The hearing comes after three years of legal challenges and three years without executions in California. If the rules are adopted and more pending legal challenges are resolved quickly, executions could resume as soon as 2010. But only four people have exhausted all of their appeals and would even be eligible for execution. Meanwhile in the last three years, 16 people on death row have died of natural causes or suicide. California has only managed to carry out 13 executions since the death penalty was reinstated in 1977.
Yet despite having no official method of execution for the last three years, California has wasted hundreds of millions of dollars on the death penalty system, and stands poised to waste another $1 billion over the next five years. So after voicing their opinion on executions today, concerned taxpayers will also have their chance to voice their opinion on wasteful spending, calling on the Governor to end the death penalty altogether and save the state millions.
Coincidentally, it was exactly one year ago that Californians got the first comprehensive report on exactly how dysfunctional and expensive the death penalty system already is. On June 30, 2008 the bi-partisan California Commission on the Fair Administration of Justice released their report on the death penalty, finding that it costs taxpayers $137 million each year, yet remains riddled with serious flaws, including a real risk of wrongful execution and an appeals process that causes suffering to murder victim survivors. On the other hand, the Commission found that the alternative of permanent imprisonment for all those currently on death row would save $125 million each year, while still protecting the public. Now, one year later, the system is just as dysfunctional and even more expensive.

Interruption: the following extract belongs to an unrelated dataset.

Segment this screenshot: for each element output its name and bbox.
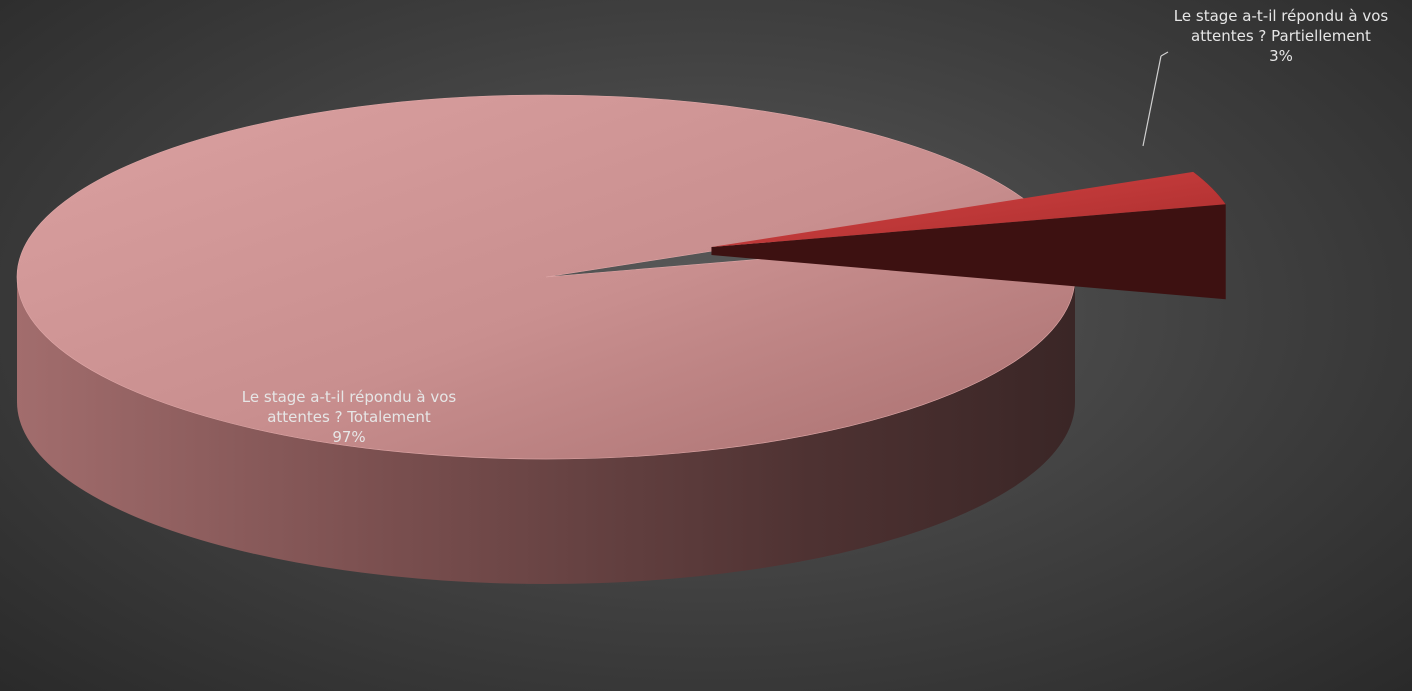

Rather than continuing the status quo, the Governor could suspend the death penalty and save the state $1 billion in five years. The potential savings break down as:
$125 million per year in the extra expenses of the death penalty. By converting all death sentences to permanent imprisonment, Gov. Schwarzenegger would save the state over $600 million in five years.
$400 million for the construction of a new death row. The State Auditor estimates building a new death row facility at San Quentin will cost at least $400 million. Building anywhere else will be even more expensive. If all death sentences were converted and any new death sentences suspended for five years, we would avoid this cost.
Some hear these figures and think the best solution would be to “speed up” the death penalty appeals process. But the Commission tried to find ways to do that, and discovered they would cost even more money — nearly $100 million more.
Today, hundreds of diverse California residents will seize their first opportunity to speak out publicly against the death penalty and will say loud and clear to the Governor and the Legislature stop wasting our money on this failed system.